いろいろな理由があるだろう。悲惨な戦争に懲りた、平和教育のタマモノ、左翼的な新聞や出版社の世論形成。しかし、平和が来るようにと願って平安京と名付け、桓武天皇と貴族が正規軍を廃棄した頃から、日本人のマインドは全く変わっていない。それが真の理由だろう。
つまり、戦さの準備をすると戦争を呼び込んでしまう、そういうコトダマの基本原則。戦争は殺人である、「死」である、ケガレの最たるものである、自分はケガレに触れたくない、というケガレを避ける基本的態度。
自分はケガレを避ける。戦争とか人殺しのこと、穢れたことは、アメリカと自衛隊にやらせる。アメリカ軍に基地を提供することによるアメリカの抑止力と、自衛隊の抑止力で平和が維持されているという面があっても、そのことに評価も感謝もしない。
かえって、人殺し集団と言って差別する。差別する側は自分が誰かを差別しているとは全く考えない。

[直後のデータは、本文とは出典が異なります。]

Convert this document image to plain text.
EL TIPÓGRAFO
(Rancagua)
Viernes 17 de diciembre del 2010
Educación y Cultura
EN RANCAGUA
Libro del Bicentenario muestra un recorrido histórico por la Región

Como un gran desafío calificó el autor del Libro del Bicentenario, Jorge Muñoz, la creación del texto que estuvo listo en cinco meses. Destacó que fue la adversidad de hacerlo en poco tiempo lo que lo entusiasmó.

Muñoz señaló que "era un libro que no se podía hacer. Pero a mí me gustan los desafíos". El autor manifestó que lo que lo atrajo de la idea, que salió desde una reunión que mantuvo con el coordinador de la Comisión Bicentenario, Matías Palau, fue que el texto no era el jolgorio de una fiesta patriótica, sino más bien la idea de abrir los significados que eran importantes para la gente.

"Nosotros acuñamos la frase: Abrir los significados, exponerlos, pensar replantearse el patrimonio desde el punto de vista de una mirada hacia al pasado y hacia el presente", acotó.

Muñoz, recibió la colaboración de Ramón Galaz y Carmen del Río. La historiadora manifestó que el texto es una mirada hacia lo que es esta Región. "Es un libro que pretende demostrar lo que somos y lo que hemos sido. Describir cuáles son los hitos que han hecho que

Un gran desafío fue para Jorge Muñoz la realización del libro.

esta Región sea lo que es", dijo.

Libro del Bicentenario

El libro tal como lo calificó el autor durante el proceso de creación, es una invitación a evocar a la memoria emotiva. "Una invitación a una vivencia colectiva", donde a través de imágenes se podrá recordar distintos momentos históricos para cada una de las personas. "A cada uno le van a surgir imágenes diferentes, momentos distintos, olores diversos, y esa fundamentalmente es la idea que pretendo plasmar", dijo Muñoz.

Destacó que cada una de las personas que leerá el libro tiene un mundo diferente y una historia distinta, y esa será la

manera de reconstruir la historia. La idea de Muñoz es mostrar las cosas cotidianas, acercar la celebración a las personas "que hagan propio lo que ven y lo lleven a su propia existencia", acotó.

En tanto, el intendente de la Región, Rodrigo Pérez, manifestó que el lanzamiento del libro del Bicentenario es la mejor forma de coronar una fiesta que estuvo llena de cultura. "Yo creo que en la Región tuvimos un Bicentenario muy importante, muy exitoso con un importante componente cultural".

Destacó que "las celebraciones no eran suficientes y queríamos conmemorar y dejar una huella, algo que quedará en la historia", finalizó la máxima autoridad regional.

実は、現在の我々のありようは、平安時代の貴族がとり続けて来た態度と全く変わりがない。「死」を避け、ケガレを避け、社会にとって必要なことを黙々とやってくれている人々を差別してきたことである。
ケガレ、死、差別に見る世界観の歪み
基本的に日本人は、「死」と向き合っている人々、「死」と関わっている人々を、正当には扱って来なかった。それどころか、いわれのない差別を続けてきた。それは日本人が持っている宗教感情に基づくものである。
現代でも、そういった職業の人々を評価しない傾向がずっと残っている。職業に貴賤はないと言っていながら、実際には知らず知らずのうちに差別を行なっている。
「ケガレ、死、差別」を世界大の視野で見たとしよう。その時に想像できることは、日本人の基本的な考え方に「歪み」が存在しているということである。この「歪み」こそが「日本人の奇妙さ」を特徴付けている。
そして、日本人自身は、この「歪み」についてほとんど自覚していない。この「歪み」は、日本人の宗教および宗教的感情に裏付けられたものである。何とかして「歪み」を正したほうが良いのではないだろうか。(了)
(本論「 ケガレ、死、差別」の冒頭に戻る)(マイ・アーカイブズへ)
脚注
22)城丸章夫「戦争・安保・道徳 平和教育研究ノート」あゆみ出版。
23)原子爆弾や都市無差別爆撃による非戦闘員の犠牲は、日本軍がした悪い仕業に報いた結果であって、アメリカ兵の犠牲を最小限とするためにやむを得なかった、という考えは言い訳にすぎない。非戦闘員を残酷にも大量虐殺したホロコーストであるという事実を決して正当化できるものではない。